White is glad, though, about the strides that have been made in helping victims since she first started raising awareness about domestic violence. In the early 1980s, she says, “Legislators, the police and the ministers thought it was none of our business what happened behind closed doors.”

Today, anyone working with children in Tennessee, as in many states, is a mandatory reporter — meaning if they suspect any child abuse, they must report it to police or DCS. That has led to school personnel becoming the leading identifiers of sexually abused children, a fact that advocates of reopening schools often point to, since Nashville educators haven’t seen most students in person since March.

DeMonica Coverson oversees social workers at Metro Nashville Public Schools, where she also teaches educators to identify abused children. She knows it’s much harder to recognize trauma via a computer screen, but she says she has fully supported all stages of her district’s “strategic and meticulous” reopening plans.

The former DCS supervisor also praises the “out-of-the-box, great critical thinking” of children who have been able to seek help in the pandemic. That includes one girl who used the pretext of needing tech support to go to her Nashville middle school and report her abuser to staff, who notified authorities.

Another heightened risk in the pandemic is online predation — adults and older children luring kids into sexual situations via social media (predominantly Instagram and Snapchat). Milam says compared to the same period last year, this spring Our Kids saw three times as many patients who met their abusers online. Still, that was only about 3 percent of all cases.

There’s no escaping the fact that very few perpetrators are strangers, or the fact that most children won’t know how to reach out for help — or even that they should. This is a crime that hinges on silence, shame and guilt. And that’s why White and Milam are adamant that children never be told no one can ever touch them. They say that confuses young children who need help using the bathroom, and it can be dangerous when a child is bleeding and needs a rape exam.

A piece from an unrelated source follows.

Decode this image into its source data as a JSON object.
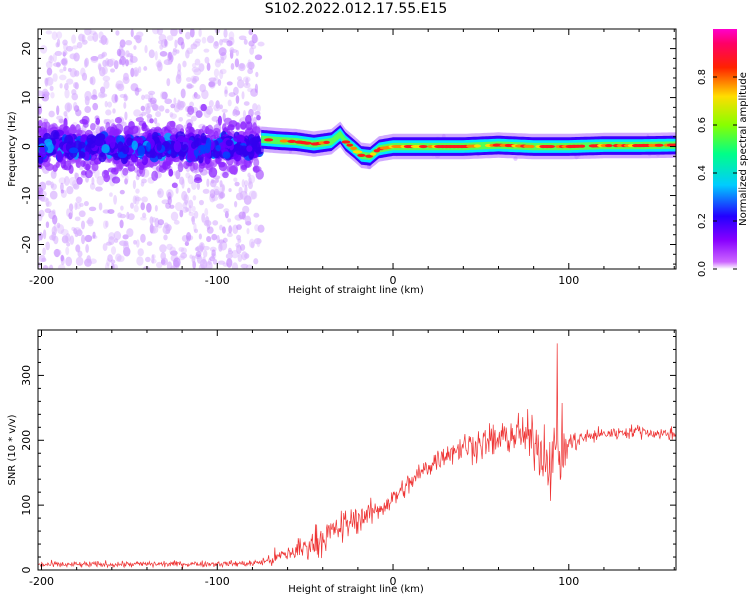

Most importantly, however, few if any children can stop an adult or older child intent on hurting them. If they’re made to believe they can, they will “own the assault,” Milam says. They’ll think they’re the ones who allowed it to happen, and that they’re going to get in trouble for it.

“I wish I could tell you that someday we’ll prevent all sexual abuse, but that’s not going to happen,” says Milam. “Being safe isn’t about not getting hurt. Being safe is about having a place to go and get help. What you can do is create environments or relationships with kids where they know it’s not their fault. And it’s always OK to go tell a trusted adult and get help.”